The federal Equal Employment Opportunity Commission filed the lawsuit on behalf of a SkyWest veteran who claims she was subjected to sexual harassment after being transferred to the airline’s Dallas-Ft. Worth facility.
The federal government has filed a discrimination lawsuit against regional air carrier SkyWest after a woman contacted the Equal Employment Opportunity Commission claiming she was subjected to sustained sexual harassment.
“This employee had over a decade of experience at SkyWest and before the sexual harassment had intended to retire there,” said E.E.O.C. trial attorney Alexa Lang. “Everyone deserves to feel safe at work and no one should be pushed out of her workplace by pervasive jokes about sexual violence.”
According to The Dallas Morning News, the E.E.O.C. filed its lawsuit against the Utah-based airline earlier this week, saying that the employee—who was stationed at SkyWest’s facility at Dallas-Fort Worth International Airport—was sexually harassed by supervisors and colleagues, who made repeated rape jokes and “requests to perform demeaning sex acts.”
“The Parts Clerk Manager told her that any action by him in response to [the woman’s] complaint would likely put an even bigger target on her back,” the lawsuit alleges.
The Equal Employment Opportunity Commission claims that SkyWest’s alleged failure to respond the woman’s sexual harassment complaints constitutes a violation of federal Title VII protections, which prohibit discrimination on the basis of race, color, religion, sex, and national origin.
“Title VII is intended to protect employees from unwelcome and offensive sexual comments and conduct in the workplace,” said E.E.O.C. Dallas District Office Regional Attorney Robert A. Canino. “The E.E.O.C. calls on companies to engage in remedial measures that are actually prompt and effective so that a person who draws the employer’s attention to a sexually hostile environment is not ultimately penalized for seeking the protections of federal law.”
The Dallas Morning News notes that the plaintiff went on unpaid medical leave three months after being transferred to Dallas-Fort Worth because of the “pervasive atmosphere of sexual harassment.”
Once the woman returned to work, she claims that her coworkers made a concerted effort to make her feel uncomfortable, going so far as to “[hump] a candy jar” resembling a woman and “[making] obscene comments about rape.”

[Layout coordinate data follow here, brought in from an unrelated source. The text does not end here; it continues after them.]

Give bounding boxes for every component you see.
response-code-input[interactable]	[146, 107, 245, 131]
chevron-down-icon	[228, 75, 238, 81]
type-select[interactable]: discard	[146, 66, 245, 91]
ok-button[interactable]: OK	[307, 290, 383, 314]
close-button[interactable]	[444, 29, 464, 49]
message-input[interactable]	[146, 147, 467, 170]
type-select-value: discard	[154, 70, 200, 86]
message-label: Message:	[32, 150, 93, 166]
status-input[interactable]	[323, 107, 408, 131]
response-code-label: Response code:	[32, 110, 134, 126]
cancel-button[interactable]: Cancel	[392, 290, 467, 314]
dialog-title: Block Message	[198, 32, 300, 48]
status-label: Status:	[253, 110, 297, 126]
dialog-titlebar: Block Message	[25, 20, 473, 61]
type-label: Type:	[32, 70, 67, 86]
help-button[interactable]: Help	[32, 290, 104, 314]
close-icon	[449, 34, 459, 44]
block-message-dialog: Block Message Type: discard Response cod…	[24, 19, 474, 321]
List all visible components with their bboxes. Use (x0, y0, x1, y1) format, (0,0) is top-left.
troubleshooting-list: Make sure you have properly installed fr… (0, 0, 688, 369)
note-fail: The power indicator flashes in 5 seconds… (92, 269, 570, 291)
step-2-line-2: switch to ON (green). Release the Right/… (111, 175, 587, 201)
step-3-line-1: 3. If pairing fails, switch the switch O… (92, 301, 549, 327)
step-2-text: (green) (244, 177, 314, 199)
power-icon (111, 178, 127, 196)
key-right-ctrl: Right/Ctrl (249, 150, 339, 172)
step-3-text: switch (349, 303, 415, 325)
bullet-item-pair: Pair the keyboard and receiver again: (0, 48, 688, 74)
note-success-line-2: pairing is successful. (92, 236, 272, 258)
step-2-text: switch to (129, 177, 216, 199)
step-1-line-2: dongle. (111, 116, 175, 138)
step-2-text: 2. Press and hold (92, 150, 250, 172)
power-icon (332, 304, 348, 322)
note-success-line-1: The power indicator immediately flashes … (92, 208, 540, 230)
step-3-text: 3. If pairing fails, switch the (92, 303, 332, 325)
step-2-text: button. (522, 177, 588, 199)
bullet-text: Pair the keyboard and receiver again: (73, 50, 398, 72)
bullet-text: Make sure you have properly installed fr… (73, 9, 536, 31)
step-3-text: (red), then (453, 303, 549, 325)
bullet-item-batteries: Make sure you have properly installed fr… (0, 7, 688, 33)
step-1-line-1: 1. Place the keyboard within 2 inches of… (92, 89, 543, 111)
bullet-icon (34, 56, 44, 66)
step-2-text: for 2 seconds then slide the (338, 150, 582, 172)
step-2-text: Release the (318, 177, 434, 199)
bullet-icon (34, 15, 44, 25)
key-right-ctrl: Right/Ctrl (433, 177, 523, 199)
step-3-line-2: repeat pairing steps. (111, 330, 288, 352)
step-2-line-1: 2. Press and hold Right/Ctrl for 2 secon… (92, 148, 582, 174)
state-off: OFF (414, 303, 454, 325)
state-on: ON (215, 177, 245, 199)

After the woman asked to be moved to part-time employment and filing a report with SkyWest’s human resources department, she was placed on paid leave.
“The Employee Relations Manager then interviewed a handful of Defendant’s employees, some of whom corroborated [the woman’s] claims by confirming sexually inappropriate jokes in the workplace,” the E.E.O.C. wrote in its lawsuit.
SkyWest, adds the Morning News, a regional carrier contracted by American Airlines, operates about 5,600 flights per month out of Dallas-Fort Worth.
In a statement, SkyWest said that its “employees are held to the highest standards of professionalism.”
“While it is our policy to not comment on pending litigation, we have zero tolerance for discrimination or harassment of any kind and have established processes in place to follow up on any reported concerns,” the company said.